The momentum behind this shift is also reflected in investment trends: legal-tech and AI tools for the legal system have attracted significant global funding in recent years, with the sector witnessing a sharp surge in capital and investor interest as courts and legal institutions modernise their digital infrastructure.

Why the judiciary is being strict (and why it should)

Because AI has a uniquely dangerous talent: it can be wrong in a way that looks courtroom-correct.

The Supreme Court White Paper defines hallucination as output that is fabricated or incorrect while appearing coherent and persuasive, because models predict text rather than verify facts.

And now we have a steady stream of “phantom precedents” and “fake citations” episodes:

  • Andhra Pradesh High Court dealt with non-existent AI-generated citations in a trial court order and warned that AI should be limited to information gathering, not judgment drafting.

  • Gujarat High Court flagged a worrying trend of quasi-judicial orders relying on AI-generated citations and called for parameters/guidelines.

  • The Supreme Court has recently warned that orders based on AI-generated, non-existent judgments will amount to misconduct (reported March 2, 2026).

This is why judges keep returning to the same idea: the integrity of adjudication depends on verifiability. If you can’t verify it, it doesn’t belong in the reasoning chain.

The Madras High Court story is a sign of where things are heading: record-bound AI with explicit boundaries. That’s the lane Superlaw is built for. Superlaw’s core idea is converting the full record into Case Memory so context doesn’t fragment across pleadings, annexures, orders, transcripts and exhibits and then letting you ask questions or draft with outputs grounded in the record and quickly verifiable. The unit of work is the case, not one document, because litigation is a connected system, not a PDF collection.

The real question now

AI is already part of the judicial ecosystem. Courts are experimenting with it, regulating it, and making it clear that it belongs in assistive work around the record, not in the judge’s chair.

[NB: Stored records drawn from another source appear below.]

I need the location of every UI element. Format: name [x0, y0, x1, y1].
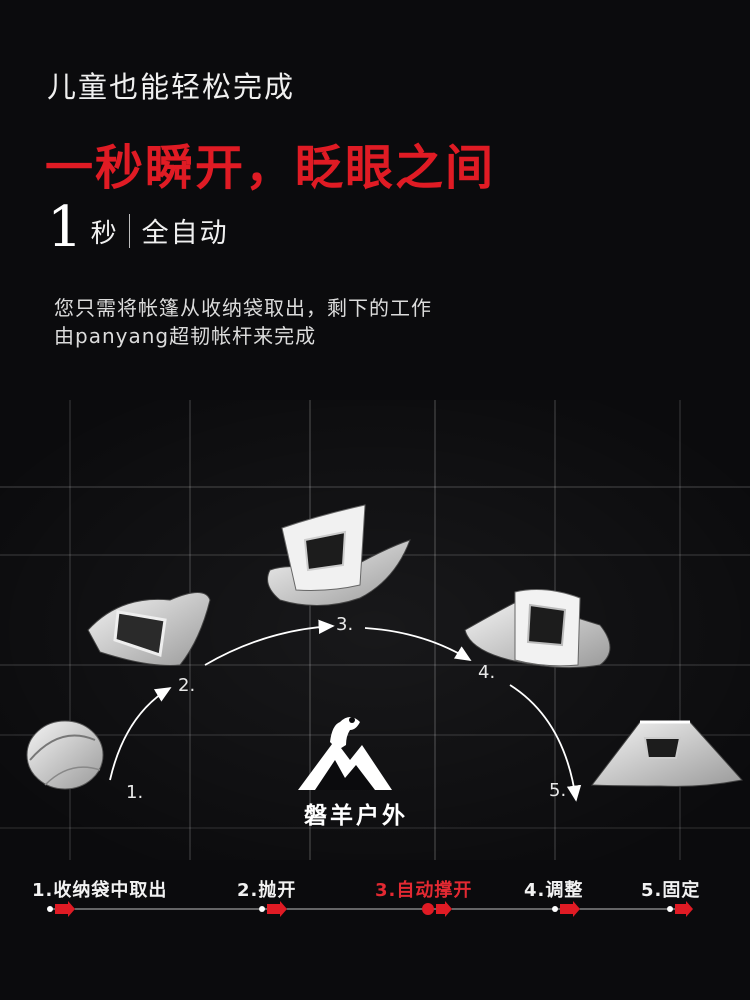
timeline-marker-2 [259, 901, 287, 917]
description: 您只需将帐篷从收纳袋取出，剩下的工作 由panyang超韧帐杆来完成 [54, 294, 432, 350]
timeline-marker-5 [667, 901, 693, 917]
divider [128, 214, 130, 248]
headline: 一秒瞬开，眨眼之间 [45, 140, 496, 196]
timeline-marker-1 [47, 901, 75, 917]
timeline-marker-4 [552, 901, 580, 917]
step-label-1: 1. [126, 782, 144, 803]
timeline-track [47, 901, 693, 917]
brand-logo-text: 磐羊户外 [304, 803, 408, 829]
tent-adjusting-icon [464, 589, 611, 669]
step-label-4: 4. [478, 662, 496, 683]
timeline-step-5: 5.固定 [641, 880, 701, 901]
step-label-5: 5. [549, 780, 567, 801]
timeline-step-2: 2.抛开 [237, 880, 297, 901]
description-line-1: 您只需将帐篷从收纳袋取出，剩下的工作 [54, 296, 432, 320]
tent-opening-icon [87, 592, 211, 666]
tent-expanding-icon [267, 504, 411, 606]
speed-unit: 秒 [90, 219, 117, 249]
tent-setup-diagram [0, 400, 750, 860]
timeline-step-3: 3.自动撑开 [375, 880, 473, 901]
progress-arrows [109, 619, 582, 802]
tent-fixed-icon [591, 720, 743, 787]
speed-description: 全自动 [141, 218, 229, 249]
timeline-step-1: 1.收纳袋中取出 [32, 880, 168, 901]
tent-folded-icon [26, 720, 104, 790]
timeline-step-4: 4.调整 [524, 880, 584, 901]
step-label-3: 3. [336, 614, 354, 635]
step-label-2: 2. [178, 675, 196, 696]
description-line-2: 由panyang超韧帐杆来完成 [54, 324, 317, 348]
speed-row: 1 秒 全自动 [47, 196, 229, 256]
subtitle: 儿童也能轻松完成 [47, 70, 296, 104]
speed-number: 1 [47, 195, 83, 260]
mountain-goat-icon [298, 717, 392, 790]
timeline-marker-3-active [422, 901, 452, 917]
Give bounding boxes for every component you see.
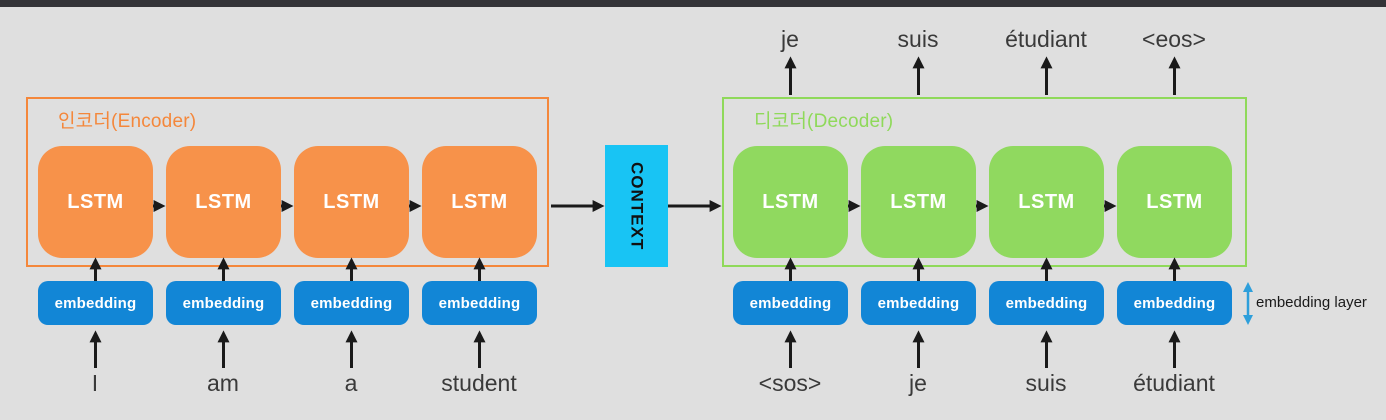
- decoder-embedding-2: embedding: [861, 281, 976, 325]
- encoder-lstm-1: LSTM: [38, 146, 153, 258]
- embedding-layer-label: embedding layer: [1256, 294, 1367, 311]
- encoder-embedding-2: embedding: [166, 281, 281, 325]
- decoder-lstm-4: LSTM: [1117, 146, 1232, 258]
- encoder-embedding-3: embedding: [294, 281, 409, 325]
- encoder-label: 인코더(Encoder): [58, 111, 197, 132]
- encoder-input-word-2: am: [207, 370, 239, 396]
- decoder-lstm-3: LSTM: [989, 146, 1104, 258]
- decoder-embedding-3: embedding: [989, 281, 1104, 325]
- decoder-lstm-1: LSTM: [733, 146, 848, 258]
- encoder-input-word-1: I: [91, 370, 99, 396]
- embedding-to-lstm-arrows: [89, 257, 1181, 281]
- decoder-embedding-1: embedding: [733, 281, 848, 325]
- encoder-group-box: [26, 97, 549, 267]
- decoder-lstm-2: LSTM: [861, 146, 976, 258]
- decoder-group-box: [722, 97, 1247, 267]
- decoder-embedding-4: embedding: [1117, 281, 1232, 325]
- encoder-lstm-3: LSTM: [294, 146, 409, 258]
- encoder-lstm-2: LSTM: [166, 146, 281, 258]
- decoder-output-word-3: étudiant: [1005, 26, 1087, 52]
- encoder-embedding-1: embedding: [38, 281, 153, 325]
- encoder-embedding-4: embedding: [422, 281, 537, 325]
- decoder-output-arrows: [784, 56, 1181, 95]
- decoder-output-word-2: suis: [897, 26, 939, 52]
- encoder-lstm-4: LSTM: [422, 146, 537, 258]
- decoder-output-word-1: je: [781, 26, 799, 52]
- word-to-embedding-arrows: [89, 330, 1181, 368]
- decoder-output-word-4: <eos>: [1142, 26, 1206, 52]
- decoder-input-word-4: étudiant: [1133, 370, 1215, 396]
- decoder-input-word-3: suis: [1025, 370, 1067, 396]
- encoder-input-word-4: student: [441, 370, 517, 396]
- decoder-label: 디코더(Decoder): [754, 111, 894, 132]
- decoder-input-word-1: <sos>: [758, 370, 822, 396]
- top-bar: [0, 0, 1386, 7]
- decoder-input-word-2: je: [909, 370, 927, 396]
- context-block: CONTEXT: [605, 145, 668, 267]
- encoder-input-word-3: a: [344, 370, 358, 396]
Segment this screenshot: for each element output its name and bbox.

At Superlaw, that boundary isn’t a limitation; it’s the design brief. We built Superlaw to stay firmly inside the case record, organising sprawling files, connecting pleadings and annexures, and helping lawyers and judges find what matters faster, while always pointing back to the underlying source.

In other words, Superlaw doesn’t try to think like a lawyer or decide like a judge. It simply does what every good junior in chambers does best: know the record inside out and show you exactly where to look.So the real question for the profession is this: are we ready to upskill ourselves and use AI responsibly within the standards the judiciary is setting?